BMP – Quand je ne ressens plus rien ou presque

BMP – Quand je ne ressens plus rien ou presque
Une autre façon de faire apparaître le fait qu’en ce moment quand mon corps est engourdi ou quand la douleur me ronge, je ne sens pratiquement plus rien. J’ai alors la sensation que si le corps tient debout, c’est qu’il se passe quelque chose dans le centre du corps. C’est lui qui vous maintient debout.
Ce dessin est né pour exprimer ce que j’ai ressenti quand je me suis levée aujourd’hui : mon corps était engourdi, il ne ressentait rien. Cela n’a rien à voir avec les dissociations, c’est simplement lié à la douleur physique. Une lourdeur était présente, ainsi qu’une gêne dans le dos, gêne qui m’empêchait de bien respirer profondément.
J’avais cette impression d’être rongée par cette douleur et de n’avoir que le centre de ce corps pour m’aider à tenir debout.
C’est cela que je voulais retranscrire en une forme, car dessiner change la trajectoire de ma concentration. Mettre des couleurs m’aide. Alors c’est peut-être « psy » ma façon de percevoir, mais cela m’aide à ne plus trop penser à cette douleur, qui était mélangée dans un espèce d’étourdissement.
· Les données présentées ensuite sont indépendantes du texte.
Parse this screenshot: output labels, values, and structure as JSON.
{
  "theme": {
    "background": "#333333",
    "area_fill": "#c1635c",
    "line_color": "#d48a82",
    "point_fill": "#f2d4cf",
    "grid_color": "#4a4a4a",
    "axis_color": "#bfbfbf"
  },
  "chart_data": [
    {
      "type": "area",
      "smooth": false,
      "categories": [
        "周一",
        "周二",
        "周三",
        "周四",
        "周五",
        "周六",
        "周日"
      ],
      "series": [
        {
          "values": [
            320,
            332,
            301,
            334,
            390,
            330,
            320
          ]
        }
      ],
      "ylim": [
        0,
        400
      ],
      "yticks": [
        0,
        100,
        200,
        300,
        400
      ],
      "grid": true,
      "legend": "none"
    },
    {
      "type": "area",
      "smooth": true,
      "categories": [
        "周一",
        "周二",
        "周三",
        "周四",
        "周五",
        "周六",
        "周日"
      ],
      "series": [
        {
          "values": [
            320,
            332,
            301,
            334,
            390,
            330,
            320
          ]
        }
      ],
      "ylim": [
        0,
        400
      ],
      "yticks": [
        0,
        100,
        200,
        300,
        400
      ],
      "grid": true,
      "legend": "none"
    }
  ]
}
Comment avez-vous procédé pour la concrétisation de votre esquisse ?

Pour concrétiser mon esquisse, j’ai repensé aux sensations que je ressentais quand j’ai quitté mon lit ce matin-là. Pour moi je devais juste retranscrire le fait que je ne sentais que le centre de mon corps, que seule ma colonne vertébrale existait pour m’aider à me tenir debout. Le reste de mon corps n’existait plus du tout car il était soit rongé, soit engourdi par cette douleur physique.
Pas de jambe, pas de bras, pas de main, car rien de tout cela, n’existait pour moi ce matin. Par contre j’ai dessiné un visage, avec juste la bouche qui apparaissait, pas d’yeux : je voulais cacher les yeux rouges où les vaisseaux apparaissaient, ce qui n’a rien à voir avec des larmes qui étaient inexistantes.
Voilà, juste le centre de ce corps qui arrivait à tenir debout, sans râlements rien.
Pour les couleurs de ma composition, je voulais mettre des couleurs, comme un arc-en ciel, car comme je l’ai dit au début de mon texte, les couleurs m’aident à diriger mon cerveau dans une autre orientation. Je suis le mouvement de mon poignet et de mon pinceau, mon cerveau est moins axé vers cette douleur.
Par moment je me dis que mettre des couleurs pourrait faire fuir ce qui me fait souffrir sur le moment présent. Même si ce n’est pas vrai, tant pis, moi j’ai besoin d’y croire. Une fois les couleurs mises, j’ai fait les finitions avec de gros feutres de couleurs.

Quels matériaux avez-vous utilisés ?

Dessin conçu sur feuille blanche 36 x 48 cm.
Crayons de papier : HB, peinture aquarelle,
Gros feutres de couleurs.

Que ressentez-vous en regardant votre production ?

Ma production est posée sur le chevalet et là je me dis que l’on ne perçoit pas la douleur. Mais moi, par contre, je perçois cette douceur qui retranscrit le fait que je me dis que quand je dépose des couleurs avec un pinceau sur une feuille, quand mon corps est douloureux, cela est pour moi un pansement.
S’il vous plaît, laissez moi y croire ! Je ressens moins d’angoisse ce qui est déjà beaucoup, car chez moi l’angoisse peut me mettre dans tous mes états.